If there is no hardware-backed atomic load for a certain memory
location, the current implementation can implement the load with a CAS
while claiming that the access is lock-free. This is a bug in the cases
of volatile atomic loads and atomic loads to read-only-mapped memory; it
also creates a lot of contention in case of concurrent atomic loads,
which results in at least counter-intuitive performance because most
users probably understand "lock-free" to mean hardware-backed (and thus
"fast") instead of just in the progress-criteria sense.
This patch implements option 3b of the choices described here:
https://gcc.gnu.org/ml/gcc/2017-01/msg00167.html
Will Deacon pointed me at this thread asking if something similar could be
done on ARM.
On armv8-a we can implement an atomic load of 16 bytes using an LDXP / STXP
loop as a 16 byte load isnt' single copy atomic.
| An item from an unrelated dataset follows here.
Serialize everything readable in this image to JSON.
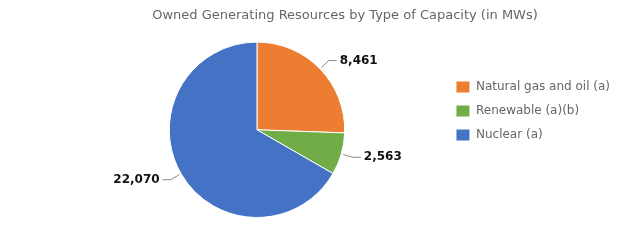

On armv8.1-a we do have a
CAS on 16 bytes.
If the AArch64 ISA guarantees LDXP is atomic, then yes, you can do that.
The problem we have on x86_64 is that I think neither Intel nor AMD gave us
guarantees that aligned SSE or AVX loads are guaranteed to be atomic.
LDXP is not single copy atomic.
so this would become something like the following with appropriate
additional barriers.
You need to write this as a loop of
.retry
LDXP x0, x1 , [x2]
STXP X3, X0, X1, [x2]
CBNZ X3, .retry
You have to do the write again to guarantee atomicity on AArch64.
I missed the first paragraph in this thread on gcc@.
https://gcc.gnu.org/ml/gcc/2017-01/msg00167.html
I consider this a bug because it can
result in a store being issued (e.g., when loading from a read-only
page, or when trying to do a volatile atomic load), and because it can
increase contention (which makes atomic loads perform much different
than HW load instructions would). See the thread "GCC libatomic ABI
specification draft" for more background.
Ok, this means implementing such a change in libatomic for AArch64 will
introduce the bug that Torvald is worried about for x86_64 .
regards
Ramana
Jakub